Protocol of the Session on September 30, 2010

Alternative Schulangebote gewinnen aber auch in den Ballungszonen an Bedeutung. Hier sind ebenso Bildungsangebote gefragt, die gymnasiale Standards enthalten und damit klare Perspektiven für den späteren Abiturerwerb aufweisen. Als Ganztagsschule bietet die Gemeinschaftsschule durch ihre größeren Zeitfenster Raum für eine andere Kultur des Lernens. Dieses Konzept der Gemeinschaftsschule erproben wir im Schulversuch.

Grundlage dafür ist das geltende Schulgesetz unseres Landes. Demnach definiert die Landesregierung die Genehmigungsvoraussetzung für einen solchen Modellversuch im Rahmen des geltenden Rechts. Der Modellversuch findet auf der Basis einer schulgesetzlichen Regelung statt, die durch den demokratisch legitimierten Gesetzgeber in diesem Hause geschaffen wurde.

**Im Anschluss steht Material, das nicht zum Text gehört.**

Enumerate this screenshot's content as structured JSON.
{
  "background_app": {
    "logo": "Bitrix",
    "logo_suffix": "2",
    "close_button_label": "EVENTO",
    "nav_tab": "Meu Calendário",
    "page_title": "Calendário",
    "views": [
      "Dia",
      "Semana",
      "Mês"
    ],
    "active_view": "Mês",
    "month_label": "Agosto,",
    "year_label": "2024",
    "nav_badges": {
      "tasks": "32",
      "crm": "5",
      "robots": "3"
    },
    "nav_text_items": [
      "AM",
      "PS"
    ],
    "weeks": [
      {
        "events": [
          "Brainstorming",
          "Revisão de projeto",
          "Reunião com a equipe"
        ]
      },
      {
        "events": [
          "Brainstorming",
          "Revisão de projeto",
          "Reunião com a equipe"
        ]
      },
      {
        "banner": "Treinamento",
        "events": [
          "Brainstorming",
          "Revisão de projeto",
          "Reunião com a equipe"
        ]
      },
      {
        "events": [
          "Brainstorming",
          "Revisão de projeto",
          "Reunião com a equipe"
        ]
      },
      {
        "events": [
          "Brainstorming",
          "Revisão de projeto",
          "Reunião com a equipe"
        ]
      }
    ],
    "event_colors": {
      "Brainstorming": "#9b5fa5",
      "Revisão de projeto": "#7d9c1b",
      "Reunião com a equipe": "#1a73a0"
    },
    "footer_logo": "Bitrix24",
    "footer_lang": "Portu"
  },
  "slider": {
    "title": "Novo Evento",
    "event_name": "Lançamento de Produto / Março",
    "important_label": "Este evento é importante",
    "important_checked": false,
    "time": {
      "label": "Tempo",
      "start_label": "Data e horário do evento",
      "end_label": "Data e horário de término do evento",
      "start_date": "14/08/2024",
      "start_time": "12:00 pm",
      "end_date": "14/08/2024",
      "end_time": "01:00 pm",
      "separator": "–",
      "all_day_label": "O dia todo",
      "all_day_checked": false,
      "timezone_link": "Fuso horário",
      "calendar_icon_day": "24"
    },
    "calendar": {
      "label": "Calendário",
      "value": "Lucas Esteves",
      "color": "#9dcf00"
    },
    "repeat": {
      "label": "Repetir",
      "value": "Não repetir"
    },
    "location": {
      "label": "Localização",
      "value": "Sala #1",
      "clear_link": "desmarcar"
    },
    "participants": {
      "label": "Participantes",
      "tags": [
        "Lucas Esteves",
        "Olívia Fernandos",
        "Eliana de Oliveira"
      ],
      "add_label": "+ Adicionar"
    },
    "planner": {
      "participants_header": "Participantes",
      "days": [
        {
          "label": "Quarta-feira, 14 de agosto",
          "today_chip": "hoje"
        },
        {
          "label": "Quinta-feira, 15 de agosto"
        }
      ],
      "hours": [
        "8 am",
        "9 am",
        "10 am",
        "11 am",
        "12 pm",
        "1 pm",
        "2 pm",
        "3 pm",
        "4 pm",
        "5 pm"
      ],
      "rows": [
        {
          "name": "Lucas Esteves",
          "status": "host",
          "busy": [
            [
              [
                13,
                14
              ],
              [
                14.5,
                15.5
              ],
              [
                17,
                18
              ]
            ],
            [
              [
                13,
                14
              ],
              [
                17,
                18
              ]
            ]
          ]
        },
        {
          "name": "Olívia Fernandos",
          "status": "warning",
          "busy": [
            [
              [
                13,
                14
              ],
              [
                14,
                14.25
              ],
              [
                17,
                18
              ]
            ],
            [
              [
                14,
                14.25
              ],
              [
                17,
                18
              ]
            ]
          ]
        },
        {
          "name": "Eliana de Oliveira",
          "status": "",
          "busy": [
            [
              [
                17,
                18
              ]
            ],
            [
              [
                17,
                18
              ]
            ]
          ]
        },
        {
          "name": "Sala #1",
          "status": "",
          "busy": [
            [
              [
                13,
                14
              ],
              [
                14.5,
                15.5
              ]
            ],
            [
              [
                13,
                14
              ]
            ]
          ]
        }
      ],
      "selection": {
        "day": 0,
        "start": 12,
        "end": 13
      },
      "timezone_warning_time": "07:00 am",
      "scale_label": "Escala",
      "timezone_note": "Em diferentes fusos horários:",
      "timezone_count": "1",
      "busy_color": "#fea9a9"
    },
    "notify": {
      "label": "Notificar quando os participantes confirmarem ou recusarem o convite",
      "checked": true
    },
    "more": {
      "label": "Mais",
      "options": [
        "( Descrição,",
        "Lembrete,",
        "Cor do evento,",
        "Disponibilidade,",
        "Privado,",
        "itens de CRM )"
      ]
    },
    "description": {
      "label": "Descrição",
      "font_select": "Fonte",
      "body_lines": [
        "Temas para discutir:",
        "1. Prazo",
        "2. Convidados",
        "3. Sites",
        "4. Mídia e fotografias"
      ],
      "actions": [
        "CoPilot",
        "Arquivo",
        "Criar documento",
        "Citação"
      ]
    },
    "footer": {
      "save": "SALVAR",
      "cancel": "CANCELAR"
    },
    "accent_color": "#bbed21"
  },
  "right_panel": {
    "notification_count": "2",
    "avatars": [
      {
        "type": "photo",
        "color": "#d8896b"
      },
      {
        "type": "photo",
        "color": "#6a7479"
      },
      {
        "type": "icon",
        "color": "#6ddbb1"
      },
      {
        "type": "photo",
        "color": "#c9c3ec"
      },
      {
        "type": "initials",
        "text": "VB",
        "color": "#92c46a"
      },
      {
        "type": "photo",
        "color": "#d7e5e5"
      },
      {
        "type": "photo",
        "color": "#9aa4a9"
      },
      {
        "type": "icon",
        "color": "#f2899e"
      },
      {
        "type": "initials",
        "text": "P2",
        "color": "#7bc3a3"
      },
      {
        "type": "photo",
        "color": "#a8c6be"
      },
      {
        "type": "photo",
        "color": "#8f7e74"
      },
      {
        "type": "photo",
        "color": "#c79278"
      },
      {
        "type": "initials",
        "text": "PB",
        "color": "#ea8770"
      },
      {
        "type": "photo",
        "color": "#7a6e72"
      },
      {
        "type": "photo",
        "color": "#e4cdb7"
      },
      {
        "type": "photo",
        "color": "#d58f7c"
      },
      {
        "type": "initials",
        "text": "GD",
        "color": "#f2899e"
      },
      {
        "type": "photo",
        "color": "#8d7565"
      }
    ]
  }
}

Meine Damen und Herren von der FDP, wenn Sie partout verhindern wollen, dass ich einzelne Gemeinschaftsschulen auf Grundlage des § 25 genehmige, dann müssen Sie hier einen Antrag einbringen, der den § 25 streicht oder verändert. So lange bewege ich mich im geltenden Recht.

(Beifall von der SPD und von den GRÜNEN)

Frau Ministerin, gestatten Sie eine Zwischenfrage von Herrn Professor Dr. Pinkwart?

Bitte.

Bitte schön, Herr Kollege.

Vielen Dank, Frau Ministerin. – Ich wollte gerne fragen, ob Sie, wenn Sie hier jetzt einen Schulversuch planen und ihn evaluieren wollen und die Vergleichsschulen heranziehen müssen, um überprüfen zu können, ob Gemeinschaftsschulen zu einem gleichen oder besseren Erfolg führen, diese Vergleichsschulen in dieser Versuchsphase genauso gut ausstatten wollen, was die Schüler-Lehrer-Relation und auch das Ganztagsangebot anbetrifft, wie die von Ihnen geplanten Modellschulen.

(Beifall von der FDP – Ingrid Pieper-von Hei- den [FDP]: Sehr gut!)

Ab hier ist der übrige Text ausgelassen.